There’s a wonderful sense of visual comedy in how the film is constructed by the directing duo and their cinematographer, Larkin Seiple. They’re able to set up punchlines and execute them without having to have a character walk you through it, or resort to cheap gags. Consider when Hank gets sick of the farting. He happens upon a cork. The next shot cuts to the corpse. You can do the math of what is going to happen next. There’s a magical sort of feeling in the kinetic editing employed by Matthew Hannam that is constantly in engagement with the audience. The Daniels and Hannam know just how to take an absurd joke and run with it through quick cuts that heighten the reality of the gags. To review them here would lessen the bizarre quality of witnessing them firsthand, but trust that they are inventive in ways you couldn’t imagine. Yes, fart jokes are inherently cheap, and Swiss Army Man is full of them. Yet it is full of the most imaginative, ingenious and yes, even profound fart jokes ever put on screen.

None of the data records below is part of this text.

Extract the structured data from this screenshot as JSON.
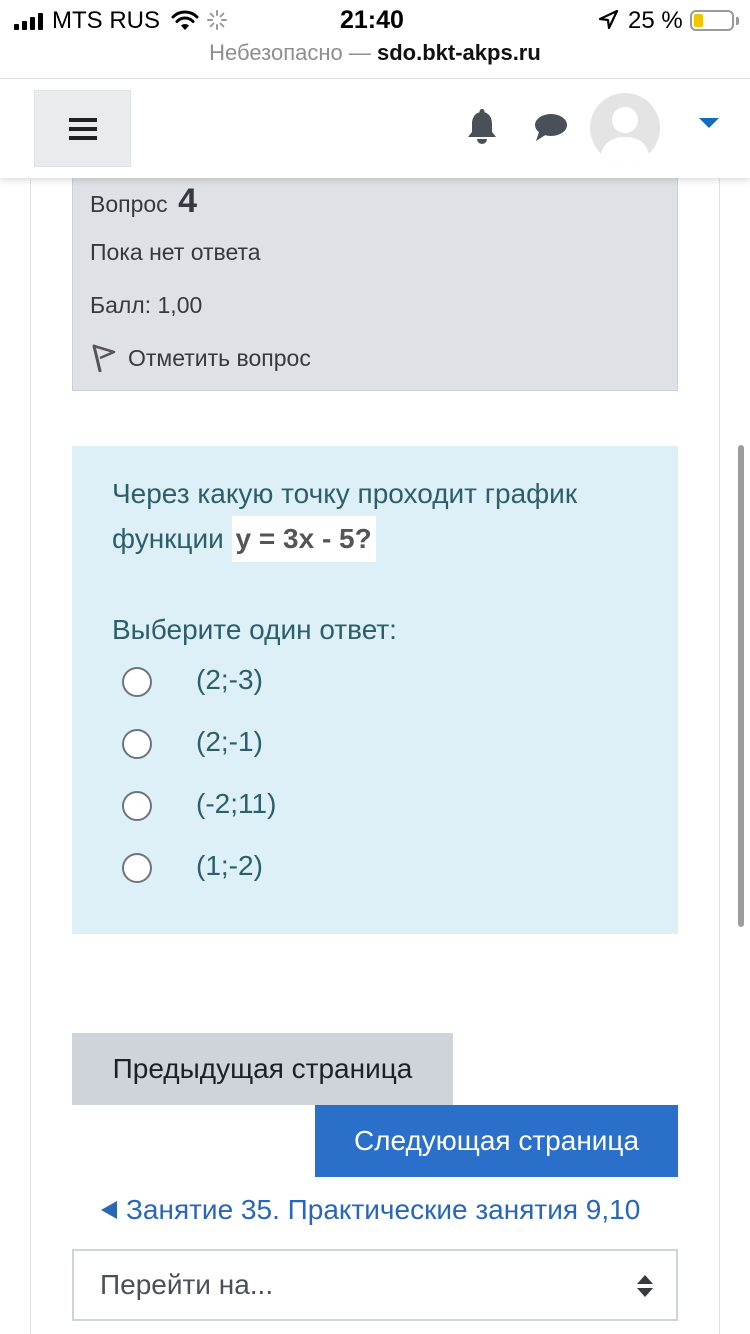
{
  "status_bar": {
    "carrier": "MTS RUS",
    "time": "21:40",
    "battery_percent": "25 %",
    "battery_level": 0.25,
    "battery_color": "#f5c400"
  },
  "browser": {
    "insecure_label": "Небезопасно —",
    "host": "sdo.bkt-akps.ru"
  },
  "navbar": {
    "menu_icon": "hamburger-icon",
    "notification_icon": "bell-icon",
    "messages_icon": "chat-icon",
    "user_menu_icon": "caret-down-icon",
    "accent_color": "#0f6cbf"
  },
  "question_info": {
    "label": "Вопрос",
    "number": "4",
    "state": "Пока нет ответа",
    "grade": "Балл: 1,00",
    "flag_label": "Отметить вопрос",
    "flag_icon": "flag-icon"
  },
  "question": {
    "text": "Через какую точку проходит график функции",
    "formula": "y = 3x - 5?",
    "prompt": "Выберите один ответ:",
    "answers": [
      {
        "label": "(2;-3)",
        "selected": false
      },
      {
        "label": "(2;-1)",
        "selected": false
      },
      {
        "label": "(-2;11)",
        "selected": false
      },
      {
        "label": "(1;-2)",
        "selected": false
      }
    ]
  },
  "navigation": {
    "prev_button": "Предыдущая страница",
    "next_button": "Следующая страница",
    "prev_activity_link": "Занятие 35. Практические занятия 9,10",
    "prev_activity_icon": "triangle-left-icon",
    "jump_select": "Перейти на...",
    "jump_icon": "select-arrows-icon"
  }
}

There’s a delightful surreality that sets into the film’s score by members of Manchester Orchestra. We first hear it when Hank begins singing a tune to himself in the opening, which then morphs into the score as the scene progresses and gets more bizarre. This is largely the implementation that the score takes throughout the film, a curious blend of in-scene sounds of Hank and Manny singing that gets magnified through non-diegetic scoring.
Paul Dano is a largely underappreciated actor, I dare you to find a role he was lacking in. As Hank, Dano brings the necessary sense of authentic isolation and loneliness but also proves an equally strong hand in comedic moments. At a certain point, the corpse learns to speak and gets named Manny. Daniel Radcliffe is marvelously hilarious and touching in his deadpan portrayal of Manny, rolling off sincere, if crass, realizations about the world that Hank is trying to get back to. Radcliffe and Dano work together as an incredible buddy comedy pair. Mary Elizabeth Winstead is a welcome presence in a smaller role, driving home some hilarious moments herself.

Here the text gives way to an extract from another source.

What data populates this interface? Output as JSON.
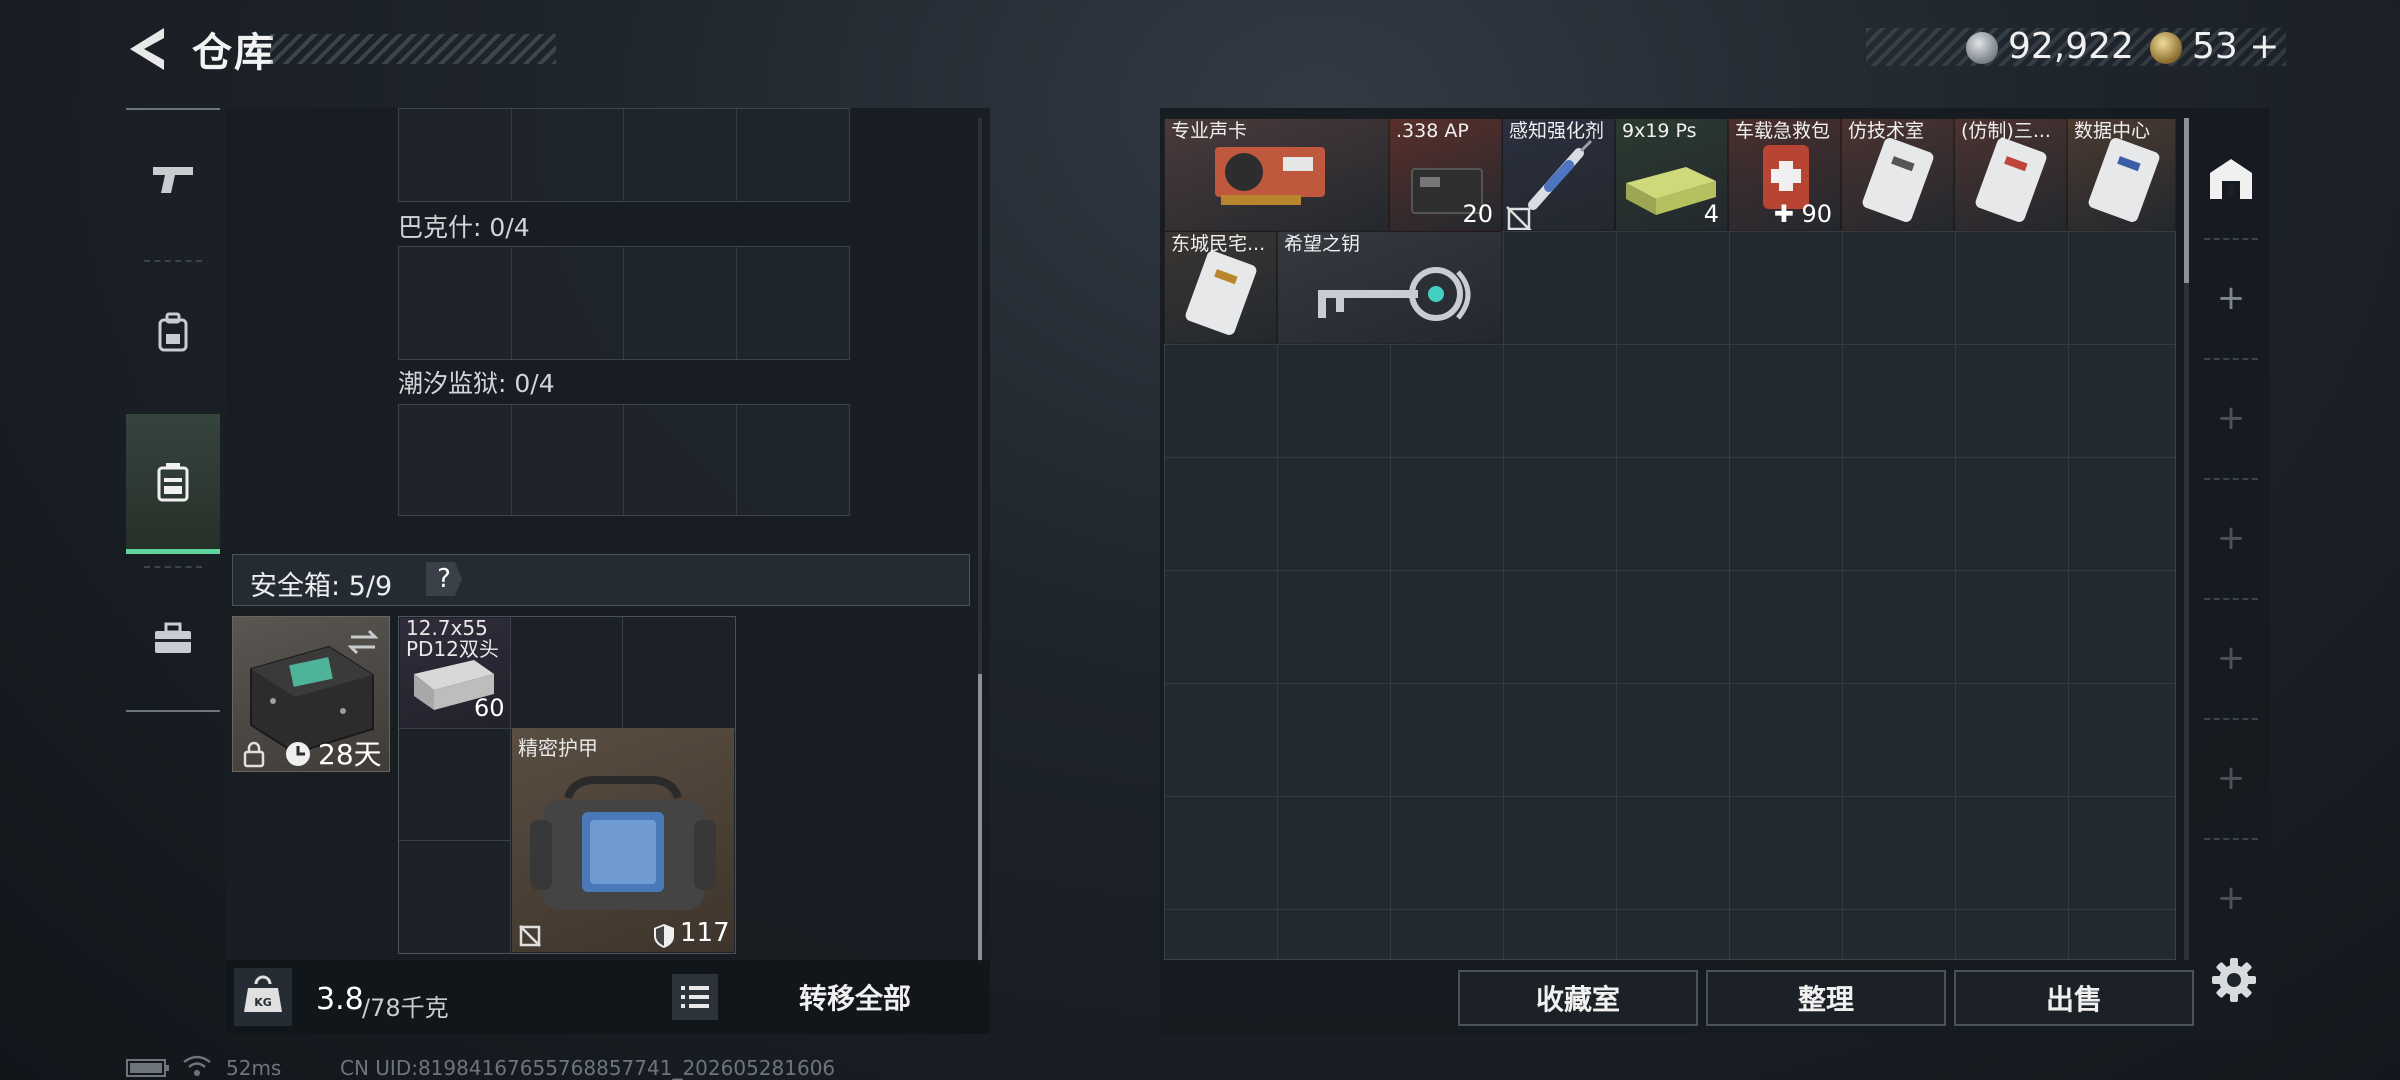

Before going into the screening, I asked the friend who had joined me if she had looked up what we were about to see. She hadn’t. I gave her a quick rundown: “It’s about a guy stranded on an island who finds a corpse and becomes friends with it…..We’ll see what happens.” What happened was we walked out of a film that is stupidly, ridiculously hilarious yet also managed to be one of the most genuine, thoughtful and heartwarming films I’m likely to see at the festival. It’s pure, mad cinematic magic.